Ferguson laid himself down in
the fields at night in a blanket, and made a map of the heavenly
bodies by means of a thread with small beads on it stretched
between his eye and the stars. Franklin first robbed the
thundercloud of its lightning by means of a kite made with two
cross sticks and a silk handkerchief. Watt made his first model of
the condensing steam-engine out of an old anatomist's syringe, used
to inject the arteries previous to dissection.

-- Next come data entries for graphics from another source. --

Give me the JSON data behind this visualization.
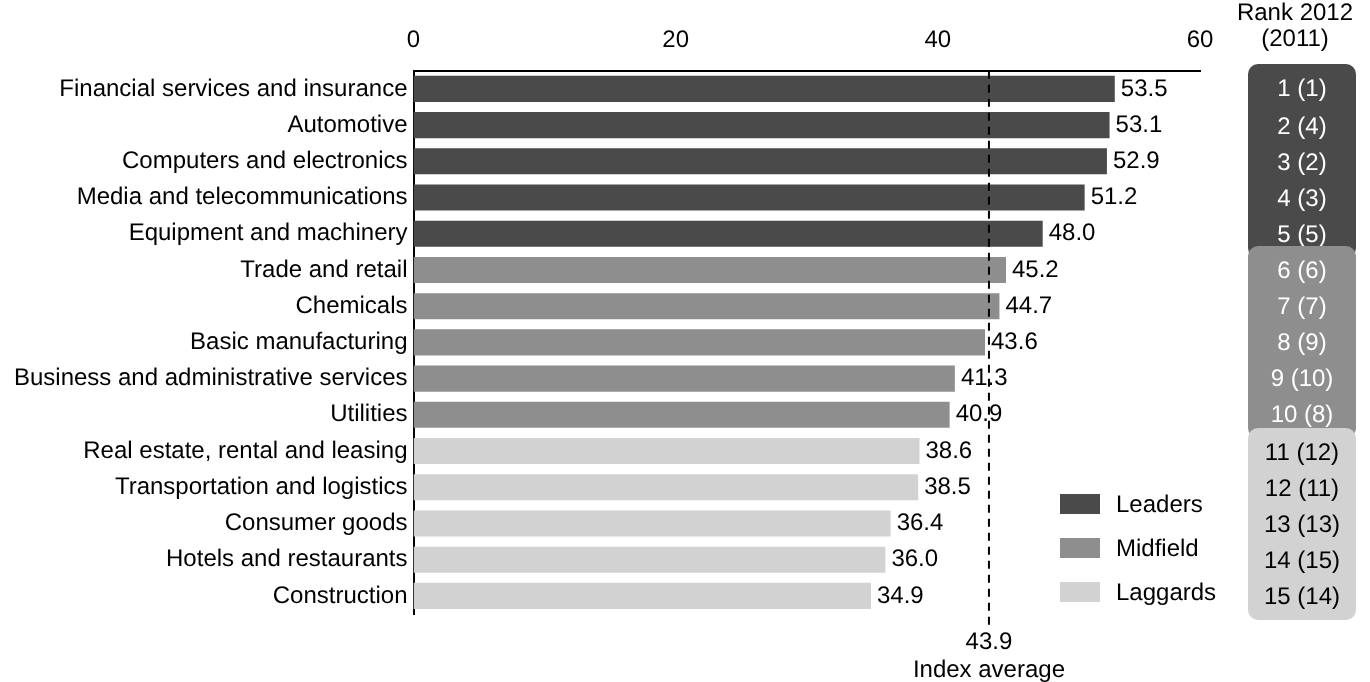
{
  "chart_data": {
    "type": "bar",
    "orientation": "horizontal",
    "categories": [
      "Financial services and insurance",
      "Automotive",
      "Computers and electronics",
      "Media and telecommunications",
      "Equipment and machinery",
      "Trade and retail",
      "Chemicals",
      "Basic manufacturing",
      "Business and administrative services",
      "Utilities",
      "Real estate, rental and leasing",
      "Transportation and logistics",
      "Consumer goods",
      "Hotels and restaurants",
      "Construction"
    ],
    "series": [
      {
        "name": "Leaders",
        "color": "#4a4a4a",
        "values": [
          53.5,
          53.1,
          52.9,
          51.2,
          48.0,
          null,
          null,
          null,
          null,
          null,
          null,
          null,
          null,
          null,
          null
        ],
        "value_labels": [
          "53.5",
          "53.1",
          "52.9",
          "51.2",
          "48.0",
          null,
          null,
          null,
          null,
          null,
          null,
          null,
          null,
          null,
          null
        ]
      },
      {
        "name": "Midfield",
        "color": "#8e8e8e",
        "values": [
          null,
          null,
          null,
          null,
          null,
          45.2,
          44.7,
          43.6,
          41.3,
          40.9,
          null,
          null,
          null,
          null,
          null
        ],
        "value_labels": [
          null,
          null,
          null,
          null,
          null,
          "45.2",
          "44.7",
          "43.6",
          "41.3",
          "40.9",
          null,
          null,
          null,
          null,
          null
        ]
      },
      {
        "name": "Laggards",
        "color": "#d2d2d2",
        "values": [
          null,
          null,
          null,
          null,
          null,
          null,
          null,
          null,
          null,
          null,
          38.6,
          38.5,
          36.4,
          36.0,
          34.9
        ],
        "value_labels": [
          null,
          null,
          null,
          null,
          null,
          null,
          null,
          null,
          null,
          null,
          "38.6",
          "38.5",
          "36.4",
          "36.0",
          "34.9"
        ]
      }
    ],
    "xlim": [
      0,
      60
    ],
    "xticks": [
      0,
      20,
      40,
      60
    ],
    "grid": false,
    "legend": "bottom right",
    "ref_lines": [
      {
        "axis": "x",
        "value": 43.9,
        "label": "Index average",
        "line_style": "dashed",
        "color": "#000000"
      }
    ],
    "annotations": [
      "Rank 2012 (2011)",
      "1 (1)",
      "2 (4)",
      "3 (2)",
      "4 (3)",
      "5 (5)",
      "6 (6)",
      "7 (7)",
      "8 (9)",
      "9 (10)",
      "10 (8)",
      "11 (12)",
      "12 (11)",
      "13 (13)",
      "14 (15)",
      "15 (14)",
      "43.9"
    ]
  }
}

Gifford worked his
first problems in mathematics, when a cobbler's apprentice, upon
small scraps of leather, which he beat smooth for the purpose;
whilst Rittenhouse, the astronomer, first calculated eclipses on
his plough handle.
The most ordinary occasions will furnish a man with opportunities
or suggestions for improvement, if he be but prompt to take
advantage of them. Professor Lee was attracted to the study of
Hebrew by finding a Bible in that tongue in a synagogue, while
working as a common carpenter at the repairs of the benches. He
became possessed with a desire to read the book in the original,
and, buying a cheap second-hand copy of a Hebrew grammar, he set to
work and learnt the language for himself. As Edmund Stone said to
the Duke of Argyle, in answer to his grace's inquiry how he, a poor
gardener's boy, had contrived to be able to read Newton's Principia
in Latin, "One needs only to know the twenty-four letters of the
alphabet in order to learn everything else that one wishes.